0 to $2.1B in <2 years; My Ambition; Facing Difficulty Creates Meaning
Recently, I’ve been spending a lot of time learning about Fintechs. One company that stood out to me, is Y-Combinator, Tencent, and a16z-backed Jeeves.
Jeeves is a corporate card Fintech. They make it easy for companies to spend money internationally, but keep all of the information centralized. Jeeves started in 2020 and in March of 2022, they closed their Series C for $180M at a $2.1B valuation.
I watched the founder’s talk at Websummit.
Here’s what I learned:
When building a Corporate Card Fintech, your competitive edge needs to come from a suite of products, not just a Corporate Card.
Recently there have been a string of corporate card companies reaching billion-dollar valuations: Brex, Ramp, Razorpay, and now Jeeves, among others.

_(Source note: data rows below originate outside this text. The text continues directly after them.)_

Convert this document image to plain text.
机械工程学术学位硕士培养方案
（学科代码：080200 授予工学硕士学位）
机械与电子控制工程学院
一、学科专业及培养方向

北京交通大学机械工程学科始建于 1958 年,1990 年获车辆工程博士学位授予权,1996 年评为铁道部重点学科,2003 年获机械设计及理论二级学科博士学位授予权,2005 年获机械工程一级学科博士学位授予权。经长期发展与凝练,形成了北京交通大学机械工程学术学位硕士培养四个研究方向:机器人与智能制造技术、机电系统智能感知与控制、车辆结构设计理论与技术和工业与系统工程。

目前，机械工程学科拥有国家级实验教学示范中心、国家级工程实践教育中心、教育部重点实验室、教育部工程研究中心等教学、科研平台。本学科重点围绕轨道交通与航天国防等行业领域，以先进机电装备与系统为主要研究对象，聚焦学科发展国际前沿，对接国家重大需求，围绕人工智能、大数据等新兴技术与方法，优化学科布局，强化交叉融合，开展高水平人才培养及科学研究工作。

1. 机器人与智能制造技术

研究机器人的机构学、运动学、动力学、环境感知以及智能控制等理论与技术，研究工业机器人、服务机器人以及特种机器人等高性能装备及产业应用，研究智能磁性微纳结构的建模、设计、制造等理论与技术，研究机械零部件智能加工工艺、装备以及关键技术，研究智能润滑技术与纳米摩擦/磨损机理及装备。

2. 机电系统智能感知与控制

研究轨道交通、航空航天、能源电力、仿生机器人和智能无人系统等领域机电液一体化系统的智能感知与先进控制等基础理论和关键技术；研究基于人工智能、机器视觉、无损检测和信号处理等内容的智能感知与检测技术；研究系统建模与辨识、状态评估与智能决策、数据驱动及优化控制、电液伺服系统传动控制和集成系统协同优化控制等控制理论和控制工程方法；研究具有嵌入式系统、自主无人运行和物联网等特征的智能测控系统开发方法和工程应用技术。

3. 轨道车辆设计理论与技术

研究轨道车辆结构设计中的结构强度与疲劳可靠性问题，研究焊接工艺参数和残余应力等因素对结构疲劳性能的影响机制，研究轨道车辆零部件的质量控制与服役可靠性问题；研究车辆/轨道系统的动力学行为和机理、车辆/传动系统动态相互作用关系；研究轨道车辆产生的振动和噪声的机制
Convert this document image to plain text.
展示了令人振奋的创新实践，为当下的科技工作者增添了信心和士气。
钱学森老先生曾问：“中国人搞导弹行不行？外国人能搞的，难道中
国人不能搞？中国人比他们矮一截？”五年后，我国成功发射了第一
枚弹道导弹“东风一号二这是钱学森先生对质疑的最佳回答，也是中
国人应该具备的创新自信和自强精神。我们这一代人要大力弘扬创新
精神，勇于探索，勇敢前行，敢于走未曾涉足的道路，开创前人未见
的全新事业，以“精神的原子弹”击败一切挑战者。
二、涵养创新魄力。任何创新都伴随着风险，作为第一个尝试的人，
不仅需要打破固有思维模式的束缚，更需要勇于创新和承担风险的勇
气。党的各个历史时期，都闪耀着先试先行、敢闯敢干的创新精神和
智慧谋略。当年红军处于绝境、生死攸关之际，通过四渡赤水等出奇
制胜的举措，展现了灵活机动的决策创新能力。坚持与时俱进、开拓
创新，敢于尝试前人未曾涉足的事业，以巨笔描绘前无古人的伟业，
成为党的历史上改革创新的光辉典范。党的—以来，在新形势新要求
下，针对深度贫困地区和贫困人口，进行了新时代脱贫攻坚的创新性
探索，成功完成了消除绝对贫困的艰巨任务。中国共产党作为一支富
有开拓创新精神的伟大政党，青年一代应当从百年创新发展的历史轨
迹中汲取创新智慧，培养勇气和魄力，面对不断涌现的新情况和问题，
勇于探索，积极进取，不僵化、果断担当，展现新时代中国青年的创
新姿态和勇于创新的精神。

Corporate cards are practically a commodity. The margins are razor thin, and there are few things one can offer that stand out above competing cards. Their use case is to act as a funnel, bringing people into your Fintech Ecosystem.
Instead of just offering a corporate card, offer a personalized bank-company relationship. You need a suite of products that cover corporate spending, wire transfers, deposits, working capital loans, etc.
One example of this in the US is Rippling. They started as payroll management software, and are now moving into corporate cards. The path forward is about building suites of tools. Corporate cards need to be a part of that to stay competitive, but they don’t make you stand out from the competition.
Last, getting customers to use more than one financial service from Jeeves (or any Fintech for that matter) increase the company’s stickiness.
Dileep (the founder) emphasized that you can not compete on capital anymore. There needs to be more. The hard problem to solve is “what is your differentiator?”
Navigating the Lack of Financial Infrastructure is Difficult
Jeeves focuses on creating products for smaller companies going international.
In the international space, Jeeves needed to build personal relationships with regulators to set up payment infrastructure that previously never existed.
This also made them competitive since any company that wants to compete now needs to do the same.
On Scaling Fintechs Rapidly
Corporate Cards can be Broken into 4 Components
Top-funnel customer acquisition
Payment Processor
Program manager (regulation/manager)
Issuing Bin [Local Accounts that can be used to Spend Money]
By standardizing the first 4 components, Jeeves does not need to create a full payment stack with each country. This makes scaling much more manageable. The most significant thing being changed across countries is the Issuing Bin.
As the Company Scales, so does the Responsibilities of the CEO.
When Jeeves started, Dileep was very focused on finding Product Market Fit. As Jeeves scaled from 500 to 5000 customers, he spend a lot more time on Finance. For him, it’s important to work in focus sprints on the things he is good at, for 6-8 months.
He understood that as a founder he could not do everything, and so one of his first hires was a Chief People Officer, who helped establish and nurture a culture. Because Jeeves needed people around the world to work within local banking infrastructure, their team grew to about 200 people across 24 countries. With such daunting growth, having a CPO was critical to do this effectively.
Maintaining Ambition in High School
Recently, I’ve started to struggle a bit in maintaining my ambition. Spending time in a type-A school means that at any given moment, the 5 people around me are often not on the same wavelength.
The environment feels more curated to following the grain than it does people trying to challenge the status quo.
Learning is about (test) curves not curiosity.
Work is separate from what people love to do.
Conversations are more likely to focus on College Applications over Career Ambitions.
At times, it can feel almost soul-sucking.
I’ve spent time reconnecting with friends and mentors who realign my ambition. People who remind me that the only thing I can strive for is the strongest, most capable, loving, and open version of myself.
There's nothing wrong with others thinking differently than me. I just don't want to find myself striving for a CS degree from an Ivy League to become an Investment Banker or Software Engineer at a Fortune500 company. That is not what gives me energy.
Pain
Last, something I've observed is if I am not pushing myself to do uncomfortable things daily, I begin to feel physically sick.
I need showers so cold I'm shivering, burpees until I don't think I can breathe, and reading dense literature until my brain reaches exhaustion.
Without this, I begin to feel restless. There’s a sense of shame and dissatisfaction I feel when I have not pushed myself sufficiently.
How much is sufficient? It’s an intuitive feeling - I just know. Deep in my gut, there’s either a sense of pride or disappointment for how the day went.
It’s kind of like a choice:
To feel pain doing difficult things, moving towards a goal
Or to feel the pain in the form of frustration for not using my time effectively.